The teacher stared at her in astonishment. “Why,” said she, “you know, since the first few days I haven’t seen him. I supposed you had decided to keep him at home.”

It turned out that Orville had almost immediately lost interest in kindergarten and instead had regularly gone to a house two doors from his own, on Hawthorne Street, to join a playmate, Edwin Henry Sines. With an eye on the clock to adjust himself to the kindergarten hours, he had stayed there and played with young Sines until about a minute before he was due at home.

Orville’s father and mother were not too severe when this little irregularity was discovered, because the boys had not been engaged in any mischief. On the contrary, their play had been of a sort that might properly be called “constructive.” The thing that had occupied them most was an old sewing-machine belonging to Sines’ mother. They “oiled” it by dropping water from a feather into the oil-holes!

Both Orville and Wilbur followed their father’s advice and earned whatever money they spent. One source of income was from wiping dishes in the evening, for which their mother paid a flat rate of one cent. Sometimes she employed them to make minor household repairs. Orville seemed to find more outlets for money than did Wilbur, who was more saving, and from time to time he borrowed from Wilbur—but he kept his credit good by sticking to an arrangement they always made that the next money earned should be applied on the debt.

One of Orville’s early money-making ventures was the collecting of old bones in near-by alleys, vacant lots, or neighbors’ yards, and selling them to a fertilizer factory. He and another boy first did this as a means for raising funds with which to buy candy for use while fishing. They accumulated a weight of bones that it seemed to them must represent a small fortune—and were somewhat shocked when the buyer paid them only three cents.

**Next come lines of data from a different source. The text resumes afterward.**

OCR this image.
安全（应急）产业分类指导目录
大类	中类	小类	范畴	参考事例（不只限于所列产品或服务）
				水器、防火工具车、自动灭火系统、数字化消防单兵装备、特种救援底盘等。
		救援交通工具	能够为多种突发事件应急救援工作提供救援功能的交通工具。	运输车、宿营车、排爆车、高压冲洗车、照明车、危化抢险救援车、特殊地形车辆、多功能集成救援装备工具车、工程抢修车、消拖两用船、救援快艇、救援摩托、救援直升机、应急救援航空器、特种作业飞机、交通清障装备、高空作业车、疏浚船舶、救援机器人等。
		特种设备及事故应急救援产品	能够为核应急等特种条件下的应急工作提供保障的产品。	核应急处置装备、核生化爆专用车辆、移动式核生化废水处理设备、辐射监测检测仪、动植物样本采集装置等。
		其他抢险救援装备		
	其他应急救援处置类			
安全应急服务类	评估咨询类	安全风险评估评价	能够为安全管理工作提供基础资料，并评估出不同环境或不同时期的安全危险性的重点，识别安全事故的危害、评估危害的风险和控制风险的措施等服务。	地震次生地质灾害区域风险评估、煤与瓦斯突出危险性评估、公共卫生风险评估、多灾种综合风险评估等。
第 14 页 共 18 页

At first, Orville’s associates in his projects were boys of his own age rather than Wilbur, who was more than four years older and moved in a different group; but a day came when the brothers began to share curiosity over a mechanical phenomenon. In June, 1878, when Orville was seven years old and Wilbur eleven, the Wright family left Dayton, because the work of the father, who had been made a Bishop of the United Brethren church, was shifted to Cedar Rapids, Iowa. And it was in a house on Adams Street, in Cedar Rapids, not long after their arrival there, that an event occurred which was to have much influence on the lives of Wilbur and Orville—as well as to have its effect on the whole human race.

Bishop Wright had returned from a short trip on church business bringing with him a little present for his two younger sons.

“Look here, boys,” he said to Wilbur and Orville, holding out his hands with something hidden between them. Then he tossed the gift toward them. But instead of falling at once to the floor or into their hands, as they expected, it went to the ceiling where it fluttered briefly before it fell. It was a flying-machine, a helicopter, the invention of a Frenchman, Alphonse Pénaud. Made of cork, bamboo, and thin paper, the device weighed so little that twisted rubber bands provided all the power needed to send it aloft for a few seconds. As the brothers were to learn later, Pénaud, an invalid during most of his short life, had not only invented, as early as 1871, various kinds of toy flying-machines—both the helicopter type and others that flew horizontally—but was the originator of the use of rubber bands for motive power. Simple as was this helicopter—they called it the “bat”—Wilbur and Orville felt great admiration for its ingenuity. Though it soon went the way of all fragile toys, the impression it left on their minds never faded.

Not long afterward Wilbur tried to build an improvement on that toy helicopter. If so small a device could fly, why not make a bigger one that could fly longer and higher? Orville was still too young to contribute much to the actual building of larger models, but he was keenly interested as Wilbur made several, each larger than the one preceding. To the brothers’ astonishment, they discovered, that the bigger the machine, the less it would fly; and if it was much bigger than the original toy, it wouldn’t fly at all. They did not yet understand that a machine of only twice the linear dimensions of another would require eight times the power.

Orville, meanwhile, had distinguished himself in another way, by organizing an army. His grade at school was dismissed one Friday afternoon, though the rest of the school was in session, and it occurred to Orville that it might be amusing to march by, throw gravel on the windows, and taunt those who were still at their lessons. Supported by his friend, Bert Shaffer, he proposed to a dozen other boys in the class that they form themselves into an army, and act not as individuals but as an organization. For having thought of the idea, Orville, who had been doing some reading about Napoleon, would be the General, but there would be Colonels and Captains as well. In fact, they used up all the military titles they knew. Lacking guns, they would have to carry wooden clubs, and these they got by removing some loose pickets from the school fence. All went well until the school janitor began to chase them, evidently intending to capture them. One of the boys made him pause by throwing a rock in his direction as he was crawling through a hole in the fence. After escaping into a distant alley, all in the army assumed they would probably be in plenty of trouble when they returned to school Monday morning.